O Cabelo da Princesa, de João Carlos Filho, fala de uma princesa negra, portanto com cabelos crespos típicos de sua raça, mas que os esconde com perucas das mais variadas cores, porque acha que “princesa que é princesa tem cabelo liso”. É uma linda história sobre “aprender a se aceitar para que os outros também o aceitem”. Toca nesse tema tão importante para as crianças que é ‘aprender a gostar de si próprio’. E o melhor é que o novo autor soube evitar uma das armadilhas mais comuns do teatro infantil: as mensagens, as lições de moral. Há uma forte mensagem na peça de João Carlos Filho, mas que é transmitida pelas ações, não por pregações. Em nenhum momento ele deixa que o espetáculo fique chato e, para tanto, contou com toda a delicadeza de uma diretora muito bem escolhida: Gilda Vandenbrande.

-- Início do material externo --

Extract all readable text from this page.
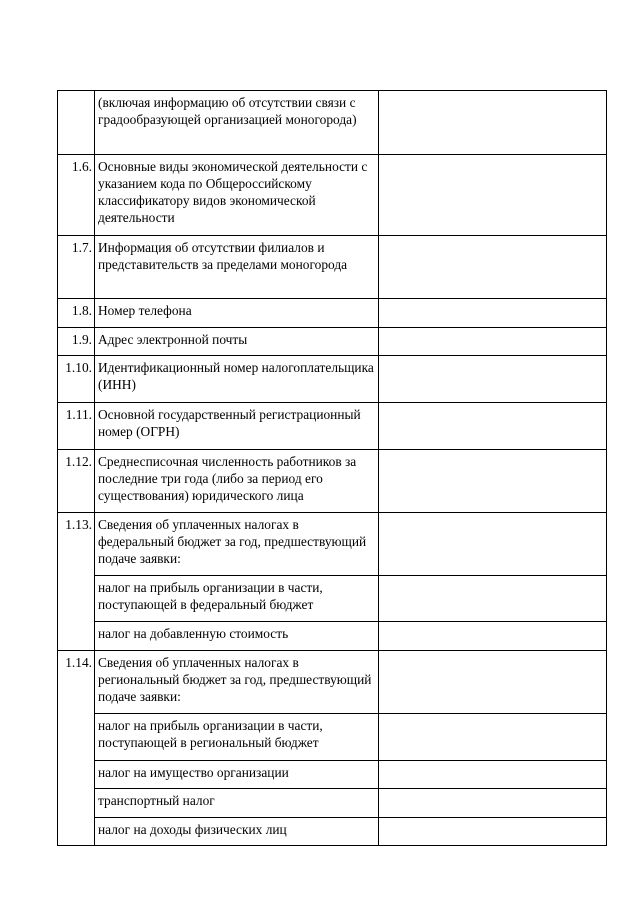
	(включая информацию об отсутствии связи с градообразующей организацией моногорода)	
1.6.	Основные виды экономической деятельности с указанием кода по Общероссийскому классификатору видов экономической деятельности	
1.7.	Информация об отсутствии филиалов и представительств за пределами моногорода	
1.8.	Номер телефона	
1.9.	Адрес электронной почты	
1.10.	Идентификационный номер налогоплательщика (ИНН)	
1.11.	Основной государственный регистрационный номер (ОГРН)	
1.12.	Среднесписочная численность работников за последние три года (либо за период его существования) юридического лица	
1.13.	Сведения об уплаченных налогах в федеральный бюджет за год, предшествующий подаче заявки:	
	налог на прибыль организации в части, поступающей в федеральный бюджет	
	налог на добавленную стоимость	
1.14.	Сведения об уплаченных налогах в региональный бюджет за год, предшествующий подаче заявки:	
	налог на прибыль организации в части, поступающей в региональный бюджет	
	налог на имущество организации	
	транспортный налог	
	налог на доходы физических лиц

Gilda dirige como quem sabe que tem em mãos uma boa história e precisa contá-la bem, sem que invencionices mirabolantes atrapalhem o fluxo de uma boa fábula. Ela realmente não abre mão da delicadeza em nenhum minuto, sem perder o ritmo e sem deixar que nada interfira no processo lindo de encantamento que se estabelece em cena até que a princesa aprenda a se amar. Contribui para isso uma trilha bem cuidada e bem pensada, com belas canções e letras atraentes de se ouvir. Gilda e João Carlos, diretora e autor, assinam juntos essa eficiente trilha, que joga totalmente a favor do espetáculo.
Há referências muito espertas a várias princesas de cabelos longos e lisos, como Cinderela, Bela Adormecida e, claro, as tranças enormes de Rapunzel… Até Dom Quixote entra na trama. As crianças precisam dessas referências clássicas, para entenderem melhor o drama pessoal da nova princesa que o teatro agora lhes proporciona. Ponto para a dramaturgia! No elenco, outro acerto, há um ótimo casal de atores defendendo com garra e carisma os papeis da princesa (Lara Mitchel) e do boneco que ganha vida para virar seu mais fiel confidente (Rodrigo de Castro, um ator bastante expressivo, engraçado, com boa potência vocal).
No caso de As Aventuras de Poiróte, o jovem Vinícius Franzolini arriscou dirigir o próprio texto (além de estar no elenco). Talvez sua dramaturgia ganhasse maior realce se houvesse um diretor convidado, ou seja, um outro olhar para aparar arestas e valorizar algumas cenas em detrimento de outras – escolhas que um autor/diretor muitas vezes tem dificuldades em fazer, por ter de cortar trechos que ele mesmo escreveu. Não que seja proibido escrever e dirigir ao mesmo tempo, não me entendam mal. Há vários casos de dramaturgos que dirigem muito bem suas peças. Mas Vinícius, apesar de estar no caminho certo e de demonstrar confiança no que escreve e em como escreve, ainda vacila e tateia e patina em alguns trechos do espetáculo, fazendo com que o ritmo se perca e, o que é mais complicado, que o enredo tenha momentos confusos, mal desenvolvidos. É uma questão de treino, não só de talento. O importante é que o novo dramaturgo domina as técnicas e escreve com consistência.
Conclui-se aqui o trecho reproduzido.